HSAs have become an attractive employee benefit from both the employer and employee perspective. The only requirements for having an HSA are that the individual is covered by a high-deductible health plan (HDHP) and is not enrolled in Medicare. The IRS defines what constitutes an HDHP. The following chart shows the requirements for 2017 and 2018:
Type of Plan
An employer can play any role it chooses with respect to HSAs:
- Offer both HDHPs and HSAs. The cost to an employer for this arrangement usually is considerably less than the cost of paying for traditional health insurance for their staff. As long as an employee is covered by an HDHP for all of December and coverage continues for 12 months, a full-year contribution can be made for the first year. Thus, if a company starts an HDHP on December 1, 2017, a full-year contribution for 2017 is allowed; no proration is required.
- Offer HDHPs only. This then allows employees to make their own HSA contributions if they want to. They may deduct their contributions on their personal tax returns; no itemizing is required.
- Offer HDHPs and give employees the opportunity to make HSA contributions on a pre-tax basis. Employee contributions to their accounts through a payroll deduction plan are included in wages and are subject to FICA and FUTA taxes as well as income tax withholding. However, HSA contributions made under a salary reduction arrangement in a cafeteria plan are not treated as wages subject to employment taxes or withholding.
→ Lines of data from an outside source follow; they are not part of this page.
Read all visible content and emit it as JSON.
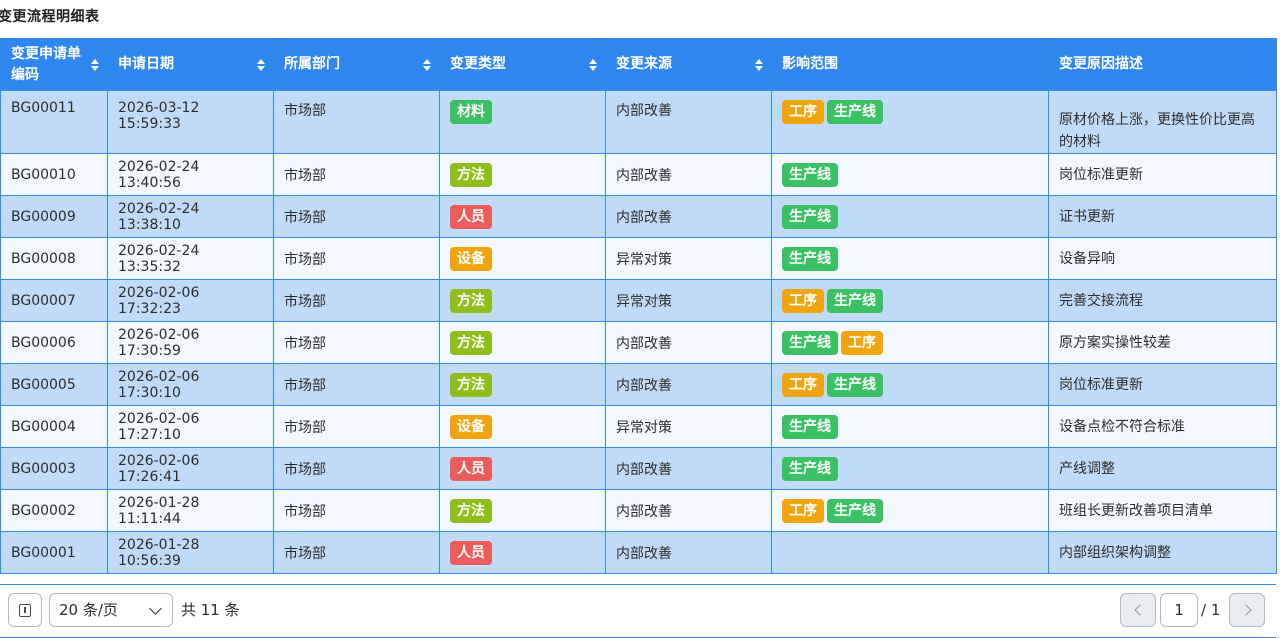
{
  "title": "变更流程明细表",
  "columns": [
    "变更申请单编码",
    "申请日期",
    "所属部门",
    "变更类型",
    "变更来源",
    "影响范围",
    "变更原因描述"
  ],
  "tag_colors": {
    "材料": "#3cc064",
    "方法": "#8fbd1c",
    "人员": "#ea5d5b",
    "设备": "#f0a40e",
    "工序": "#f0a40e",
    "生产线": "#3cc064"
  },
  "rows": [
    {
      "code": "BG00011",
      "date": "2026-03-12 15:59:33",
      "dept": "市场部",
      "type": "材料",
      "source": "内部改善",
      "scope": [
        "工序",
        "生产线"
      ],
      "reason": "原材价格上涨，更换性价比更高的材料"
    },
    {
      "code": "BG00010",
      "date": "2026-02-24 13:40:56",
      "dept": "市场部",
      "type": "方法",
      "source": "内部改善",
      "scope": [
        "生产线"
      ],
      "reason": "岗位标准更新"
    },
    {
      "code": "BG00009",
      "date": "2026-02-24 13:38:10",
      "dept": "市场部",
      "type": "人员",
      "source": "内部改善",
      "scope": [
        "生产线"
      ],
      "reason": "证书更新"
    },
    {
      "code": "BG00008",
      "date": "2026-02-24 13:35:32",
      "dept": "市场部",
      "type": "设备",
      "source": "异常对策",
      "scope": [
        "生产线"
      ],
      "reason": "设备异响"
    },
    {
      "code": "BG00007",
      "date": "2026-02-06 17:32:23",
      "dept": "市场部",
      "type": "方法",
      "source": "异常对策",
      "scope": [
        "工序",
        "生产线"
      ],
      "reason": "完善交接流程"
    },
    {
      "code": "BG00006",
      "date": "2026-02-06 17:30:59",
      "dept": "市场部",
      "type": "方法",
      "source": "内部改善",
      "scope": [
        "生产线",
        "工序"
      ],
      "reason": "原方案实操性较差"
    },
    {
      "code": "BG00005",
      "date": "2026-02-06 17:30:10",
      "dept": "市场部",
      "type": "方法",
      "source": "内部改善",
      "scope": [
        "工序",
        "生产线"
      ],
      "reason": "岗位标准更新"
    },
    {
      "code": "BG00004",
      "date": "2026-02-06 17:27:10",
      "dept": "市场部",
      "type": "设备",
      "source": "异常对策",
      "scope": [
        "生产线"
      ],
      "reason": "设备点检不符合标准"
    },
    {
      "code": "BG00003",
      "date": "2026-02-06 17:26:41",
      "dept": "市场部",
      "type": "人员",
      "source": "内部改善",
      "scope": [
        "生产线"
      ],
      "reason": "产线调整"
    },
    {
      "code": "BG00002",
      "date": "2026-01-28 11:11:44",
      "dept": "市场部",
      "type": "方法",
      "source": "内部改善",
      "scope": [
        "工序",
        "生产线"
      ],
      "reason": "班组长更新改善项目清单"
    },
    {
      "code": "BG00001",
      "date": "2026-01-28 10:56:39",
      "dept": "市场部",
      "type": "人员",
      "source": "内部改善",
      "scope": [],
      "reason": "内部组织架构调整"
    }
  ],
  "pager": {
    "page_size_label": "20 条/页",
    "total_label": "共 11 条",
    "current_page": "1",
    "total_pages_label": "/ 1",
    "toggle_icon": "panel-toggle-icon",
    "prev_icon": "chevron-left-icon",
    "next_icon": "chevron-right-icon"
  }
}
Whichever arrangement is chosen, employees are fully vested in their accounts immediately. And the accounts are portable, which means that employees take the accounts with them when they leave the company.
Triple tax advantage
HSAs are the one example in the tax law that provides triple tax benefits:
- Contributions are tax deductible. Contribution limits for 2017 are $3,400 for self-only coverage and $6,750 for family coverage. The limits for 2018 are $3,450 for self-only coverage and $6,900 for family coverage. An account owner can add another $1,000 if he or she is at least 55 years old by the end of the year.
- Earnings grow on a tax-deferred basis (i.e., no annual tax on earnings). Accounts with no maintenance fees and a good menu of investment options could benefit from investment returns over the long term.
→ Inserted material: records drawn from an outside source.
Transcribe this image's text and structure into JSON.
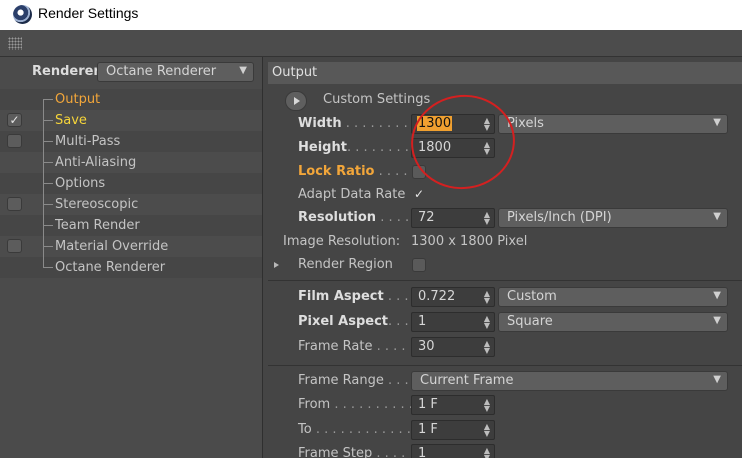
{
  "window": {
    "title": "Render Settings"
  },
  "left_panel": {
    "renderer_label": "Renderer",
    "renderer_value": "Octane Renderer",
    "items": [
      {
        "label": "Output",
        "checkbox": false,
        "checked": false,
        "color": "orange"
      },
      {
        "label": "Save",
        "checkbox": true,
        "checked": true,
        "color": "yellow"
      },
      {
        "label": "Multi-Pass",
        "checkbox": true,
        "checked": false,
        "color": "normal"
      },
      {
        "label": "Anti-Aliasing",
        "checkbox": false,
        "checked": false,
        "color": "normal"
      },
      {
        "label": "Options",
        "checkbox": false,
        "checked": false,
        "color": "normal"
      },
      {
        "label": "Stereoscopic",
        "checkbox": true,
        "checked": false,
        "color": "normal"
      },
      {
        "label": "Team Render",
        "checkbox": false,
        "checked": false,
        "color": "normal"
      },
      {
        "label": "Material Override",
        "checkbox": true,
        "checked": false,
        "color": "normal"
      },
      {
        "label": "Octane Renderer",
        "checkbox": false,
        "checked": false,
        "color": "normal"
      }
    ]
  },
  "output": {
    "header": "Output",
    "custom_settings": "Custom Settings",
    "width": {
      "label": "Width",
      "dots": " . . . . . . . . .",
      "value": "1300",
      "unit": "Pixels"
    },
    "height": {
      "label": "Height",
      "dots": ". . . . . . . . .",
      "value": "1800"
    },
    "lock_ratio": {
      "label": "Lock Ratio",
      "dots": " . . . . .",
      "checked": false
    },
    "adapt_data_rate": {
      "label": "Adapt Data Rate",
      "checked": true,
      "check_glyph": "✓"
    },
    "resolution": {
      "label": "Resolution",
      "dots": " . . . . .",
      "value": "72",
      "unit": "Pixels/Inch (DPI)"
    },
    "image_resolution": {
      "label": "Image Resolution:",
      "value": "1300 x 1800 Pixel"
    },
    "render_region": {
      "label": "Render Region",
      "checked": false
    },
    "film_aspect": {
      "label": "Film Aspect",
      "dots": " . . . .",
      "value": "0.722",
      "preset": "Custom"
    },
    "pixel_aspect": {
      "label": "Pixel Aspect",
      "dots": ". . . .",
      "value": "1",
      "preset": "Square"
    },
    "frame_rate": {
      "label": "Frame Rate",
      "dots": " . . . . .",
      "value": "30"
    },
    "frame_range": {
      "label": "Frame Range",
      "dots": " . . .",
      "value": "Current Frame"
    },
    "from": {
      "label": "From",
      "dots": " . . . . . . . . . .",
      "value": "1 F"
    },
    "to": {
      "label": "To",
      "dots": " . . . . . . . . . . . . .",
      "value": "1 F"
    },
    "frame_step": {
      "label": "Frame Step",
      "dots": " . . . .",
      "value": "1"
    }
  },
  "colors": {
    "accent_orange": "#f2a63a",
    "save_yellow": "#f5d43a",
    "annotation_red": "#d42020"
  }
}
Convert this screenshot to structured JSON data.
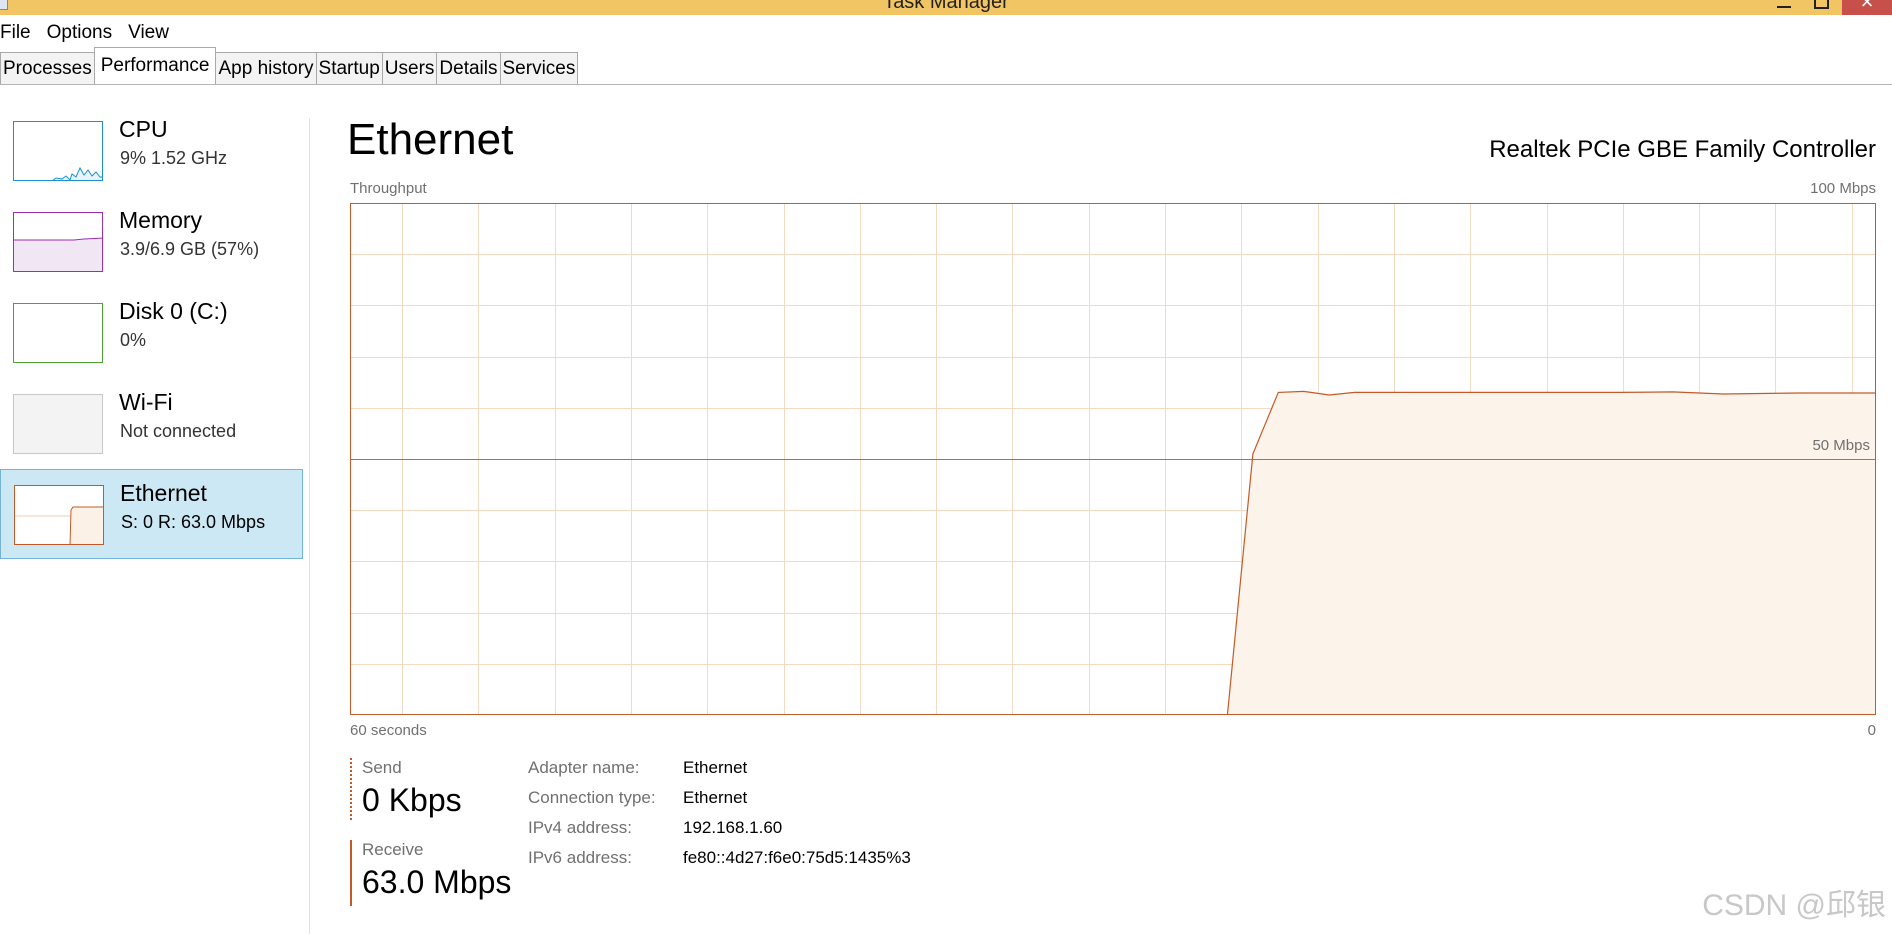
{
  "window": {
    "title": "Task Manager",
    "close_glyph": "×"
  },
  "menu": [
    "File",
    "Options",
    "View"
  ],
  "tabs": [
    {
      "label": "Processes"
    },
    {
      "label": "Performance",
      "active": true
    },
    {
      "label": "App history"
    },
    {
      "label": "Startup"
    },
    {
      "label": "Users"
    },
    {
      "label": "Details"
    },
    {
      "label": "Services"
    }
  ],
  "sidebar": {
    "items": [
      {
        "name": "CPU",
        "sub": "9%  1.52 GHz",
        "color": "#1c8fd1"
      },
      {
        "name": "Memory",
        "sub": "3.9/6.9 GB (57%)",
        "color": "#9b2fae"
      },
      {
        "name": "Disk 0 (C:)",
        "sub": "0%",
        "color": "#4da631"
      },
      {
        "name": "Wi-Fi",
        "sub": "Not connected",
        "color": "#c0c0c0"
      },
      {
        "name": "Ethernet",
        "sub": "S: 0  R: 63.0 Mbps",
        "color": "#c35a28",
        "selected": true
      }
    ]
  },
  "main": {
    "title": "Ethernet",
    "adapter_title": "Realtek PCIe GBE Family Controller",
    "graph": {
      "top_left_label": "Throughput",
      "top_right_label": "100 Mbps",
      "mid_label": "50 Mbps",
      "bottom_left_label": "60 seconds",
      "bottom_right_label": "0"
    },
    "send": {
      "label": "Send",
      "value": "0 Kbps"
    },
    "receive": {
      "label": "Receive",
      "value": "63.0 Mbps"
    },
    "details": [
      {
        "key": "Adapter name:",
        "value": "Ethernet"
      },
      {
        "key": "Connection type:",
        "value": "Ethernet"
      },
      {
        "key": "IPv4 address:",
        "value": "192.168.1.60"
      },
      {
        "key": "IPv6 address:",
        "value": "fe80::4d27:f6e0:75d5:1435%3"
      }
    ]
  },
  "watermark": "CSDN @邱银",
  "colors": {
    "titlebar": "#f2c564",
    "ethernet_accent": "#c35a28",
    "graph_fill": "#fcf3ea",
    "grid": "#f4d9c3",
    "selected_bg": "#cce8f4"
  },
  "chart_data": {
    "type": "area",
    "xlabel": "60 seconds",
    "x_unit": "seconds ago",
    "ylim": [
      0,
      100
    ],
    "y_unit": "Mbps",
    "series": [
      {
        "name": "Receive",
        "x": [
          60,
          25.5,
          24.5,
          23.5,
          22.5,
          21.5,
          20.5,
          19,
          17,
          14,
          10,
          8,
          6,
          3,
          0
        ],
        "values": [
          0,
          0,
          51,
          63,
          63.2,
          62.5,
          63,
          63,
          63,
          63,
          63,
          63.1,
          62.7,
          62.9,
          62.9
        ]
      }
    ]
  }
}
- Distributions to pay qualified medical expenses are tax-free. It's up to the account owner (not the employer) to decide when to take distributions and maintain records on what the distributions were used for.
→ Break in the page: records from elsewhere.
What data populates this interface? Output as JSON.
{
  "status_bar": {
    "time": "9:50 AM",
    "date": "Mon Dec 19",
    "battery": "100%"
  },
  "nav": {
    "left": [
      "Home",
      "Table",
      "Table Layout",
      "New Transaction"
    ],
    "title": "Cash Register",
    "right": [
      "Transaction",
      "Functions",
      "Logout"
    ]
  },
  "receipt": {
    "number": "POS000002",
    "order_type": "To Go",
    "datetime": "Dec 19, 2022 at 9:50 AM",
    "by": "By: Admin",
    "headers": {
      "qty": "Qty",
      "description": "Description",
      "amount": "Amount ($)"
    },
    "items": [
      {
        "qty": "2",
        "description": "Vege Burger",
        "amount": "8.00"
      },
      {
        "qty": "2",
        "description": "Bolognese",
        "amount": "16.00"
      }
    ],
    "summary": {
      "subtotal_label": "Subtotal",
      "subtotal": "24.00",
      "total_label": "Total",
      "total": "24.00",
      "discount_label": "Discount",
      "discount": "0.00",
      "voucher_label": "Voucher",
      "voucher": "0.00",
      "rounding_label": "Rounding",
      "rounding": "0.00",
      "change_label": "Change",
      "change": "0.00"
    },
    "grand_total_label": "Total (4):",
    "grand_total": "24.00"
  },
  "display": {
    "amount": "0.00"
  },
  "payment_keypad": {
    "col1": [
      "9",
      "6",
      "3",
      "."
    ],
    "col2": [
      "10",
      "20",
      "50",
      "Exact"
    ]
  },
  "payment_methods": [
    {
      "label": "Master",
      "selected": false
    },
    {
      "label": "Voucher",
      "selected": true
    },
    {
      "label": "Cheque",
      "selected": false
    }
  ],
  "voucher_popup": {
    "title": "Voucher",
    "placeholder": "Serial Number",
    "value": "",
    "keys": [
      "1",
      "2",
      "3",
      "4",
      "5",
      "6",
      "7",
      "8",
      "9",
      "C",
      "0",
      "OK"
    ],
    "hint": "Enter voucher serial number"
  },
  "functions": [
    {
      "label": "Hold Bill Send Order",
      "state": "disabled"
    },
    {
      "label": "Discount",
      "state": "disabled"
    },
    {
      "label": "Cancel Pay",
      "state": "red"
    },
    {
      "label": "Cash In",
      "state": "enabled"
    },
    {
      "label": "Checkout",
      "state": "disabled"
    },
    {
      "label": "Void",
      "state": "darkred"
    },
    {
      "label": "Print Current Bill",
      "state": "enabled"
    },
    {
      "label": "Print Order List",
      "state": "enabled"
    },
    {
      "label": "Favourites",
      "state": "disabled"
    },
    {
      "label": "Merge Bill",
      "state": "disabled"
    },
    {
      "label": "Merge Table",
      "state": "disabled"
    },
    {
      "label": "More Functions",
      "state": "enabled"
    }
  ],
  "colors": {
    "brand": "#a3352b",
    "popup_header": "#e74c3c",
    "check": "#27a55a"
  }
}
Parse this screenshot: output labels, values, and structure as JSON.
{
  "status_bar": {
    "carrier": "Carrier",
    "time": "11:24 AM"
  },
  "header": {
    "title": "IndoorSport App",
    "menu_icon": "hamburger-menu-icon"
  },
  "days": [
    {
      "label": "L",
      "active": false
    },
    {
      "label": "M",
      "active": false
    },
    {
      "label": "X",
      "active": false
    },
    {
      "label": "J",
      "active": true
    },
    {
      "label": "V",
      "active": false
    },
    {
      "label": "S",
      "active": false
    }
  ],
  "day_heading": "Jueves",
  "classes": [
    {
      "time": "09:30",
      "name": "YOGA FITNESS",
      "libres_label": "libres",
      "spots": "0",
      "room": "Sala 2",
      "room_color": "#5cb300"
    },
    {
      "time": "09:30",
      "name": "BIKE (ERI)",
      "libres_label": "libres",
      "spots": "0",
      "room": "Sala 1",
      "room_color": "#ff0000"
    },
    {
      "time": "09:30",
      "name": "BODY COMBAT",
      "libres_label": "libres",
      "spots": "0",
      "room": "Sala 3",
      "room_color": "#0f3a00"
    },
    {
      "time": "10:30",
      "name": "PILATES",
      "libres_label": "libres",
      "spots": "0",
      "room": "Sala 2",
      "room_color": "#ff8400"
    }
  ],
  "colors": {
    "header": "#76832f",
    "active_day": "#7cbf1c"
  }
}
Employer contributions to HSAs as well as employee salary reduction contributions are not subject to FICA or FUTA taxes.
Retirement savings supplement
Those who stay healthy or use non-HSA funds to pay out-of-pocket medical costs can allow savings to build up in their accounts on a tax-deferred basis. Once the account owner reaches age 65, distributions can be taken for any reason without a tax penalty. Of course, distributions other than for qualified medical expenses are taxable to the same extent as a distribution from an IRA funded with fully deductible contributions.
Possible legislative changes
Health reform changes could make HSAs even more attractive. Some proposals under consideration include:
- Increasing the annual contribution limit to the amount of the out-of-pocket deductible required by an HDHP (currently, the deduction is considerably lower than what the individual could be out of pocket for the year under the HDHP).
- Expanding the definition of qualified expenses to include over-the-counter medications.
- Allowing married persons age 55 and older to each contribute an additional $1,000 to the same account (currently, each must have a separate account to do this).
- Lowering the penalty on non-medical distributions to 10 or 15 percent (the current penalty is 20 percent).
HSAs have a great deal to offer. Employers not currently offering these accounts should review their health coverage policies in view of HSA advantages. Those offering HSAs should review the terms of current accounts offerings to check for fees, investment choices, and investment performance so that changes can be made if necessary.